It caught my eye also because it was the lowest of the manufacturing PMI series this morning. Although some care is needed as the decimal point is laughable and the 7 is likely to be unreliable as well. But the theme is clear I think. Of course much of this is deliberate policy.

The decline in operating conditions was partially driven by
an unprecedented contraction in output. Panellists often
attributed lower production to temporary factory closures that were triggered by restrictive measures to limit the spread of COVID-19.

So that deals with supply and here is demand.

Amid widespread business closures, demand conditions were severely hampered in April. New orders fell for the first time in two-and-a-half years and at the sharpest rate in the survey’s history, far outpacing that seen during the global financial crisis.

So there was something of a race between the two and of course external demand was heading south as well.

Total new business received little support from international markets in April, as new export orders tumbled. Following the first reduction since October 2017 during March, foreign sales fell at a quicker rate in the latest survey period. In fact, the rate of decline accelerated to the fastest since the series began over 15 years ago.

The plunges above sadly have had an inevitable impact on the labour market as well.

Deteriorating demand conditions saw manufacturers drastically cut back staff numbers in April. The reduction in employment was the quickest in the survey’s history. There was a similar trend in purchasing activity, with firms cutting input buying at a record pace.

Background and Context

We learn from noting what had already been happening in India.

Real GDP or Gross Domestic Product (GDP) at Constant (2011-12) Prices in the year 2019-20 is estimated to attain a level of ₹ 146.84 lakh crore, as against the First Revised Estimate of GDP for the year 2018-19 of ₹ 139.81 lakh crore, released on 31st January 2020. The growth in GDP during 2019-20 is estimated at 5.0 percent as compared to 6.1 percent in 2018-19. ( MOSPI )

Things had been slip-sliding away since the recent peak of 7.7% back around the opening of 2018. So without the Covid-19 pandemic we would have seen falls below 5%. In response to that the Reserve Bank of India had been cutting interest-rates. I would have in the past have typed slashed but for these times four cuts of 0.25% and one of 0.35% in 2019 do not qualify for such a description.

Before that was the Demonetisation episode of 2016 where the Indian government created a cash crunch but withdrawing 500 and 1000 Rupee notes. This was ostensibly to reduce financial crime but also created quite a bit of hardship. Later as so much of the money returned to the system it transpired that the gains were much smaller than the hardship created.

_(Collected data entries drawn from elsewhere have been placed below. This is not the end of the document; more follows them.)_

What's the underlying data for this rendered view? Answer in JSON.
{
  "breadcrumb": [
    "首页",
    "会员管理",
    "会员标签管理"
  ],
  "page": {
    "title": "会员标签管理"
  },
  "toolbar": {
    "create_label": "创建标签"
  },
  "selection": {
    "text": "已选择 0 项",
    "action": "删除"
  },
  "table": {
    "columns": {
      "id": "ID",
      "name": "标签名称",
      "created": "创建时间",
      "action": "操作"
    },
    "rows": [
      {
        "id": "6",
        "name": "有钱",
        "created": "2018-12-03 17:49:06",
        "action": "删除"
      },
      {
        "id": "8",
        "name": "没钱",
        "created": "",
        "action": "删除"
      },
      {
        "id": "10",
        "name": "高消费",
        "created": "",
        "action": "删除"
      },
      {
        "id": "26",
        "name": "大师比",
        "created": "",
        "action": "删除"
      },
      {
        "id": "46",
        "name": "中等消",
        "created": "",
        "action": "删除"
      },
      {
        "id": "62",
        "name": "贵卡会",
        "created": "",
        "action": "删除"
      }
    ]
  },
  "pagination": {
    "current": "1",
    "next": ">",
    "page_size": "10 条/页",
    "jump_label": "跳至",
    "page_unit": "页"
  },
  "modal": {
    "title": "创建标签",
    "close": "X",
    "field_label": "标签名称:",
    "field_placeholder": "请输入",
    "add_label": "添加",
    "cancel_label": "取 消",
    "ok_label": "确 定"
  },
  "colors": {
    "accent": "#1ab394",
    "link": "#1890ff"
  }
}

For newer readers you can find more details on these issues in my back catalogue on here.

Looking Ahead

On April 17th the Governor of the RBI tried his best to be upbeat.

 India is among the handful of countries that is projected to cling on tenuously to positive growth (at 1.9 per cent). In fact, this is the highest growth rate among the G 20 economies………For 2021, the IMF projects sizable V-shaped recoveries: close to 9 percentage points for global GDP. India is expected to post a sharp turnaround and resume its pre-COVID pre-slowdown trajectory by growing at 7.4 per cent in 2021-22.

He was of course running a risk by listening to the IMF and ignoring what the trade date was already signalling.

In the external sector, the contraction in exports in March 2020 at (-) 34.6 per cent has turned out to be much more severe than during the global financial crisis. Barring iron ore, all exporting sectors showed a decline in outbound shipments. Merchandise imports also fell by 28.7 per cent in March across the board, barring transport equipment.

On Friday the Business Standard was reporting on expectations much more in line with the trade data.

While acknowledging some downside risks from a lockdown extension in urban areas beyond 6 June, we maintain our GDP projection of 0% GDP growth for CY2020, and 0.8% for FY21,” wrote Rahul Bajoria of Barclaysin a report.

If we stay with that source then we get another hint from what caused the drop in share prices for car manufacturers today.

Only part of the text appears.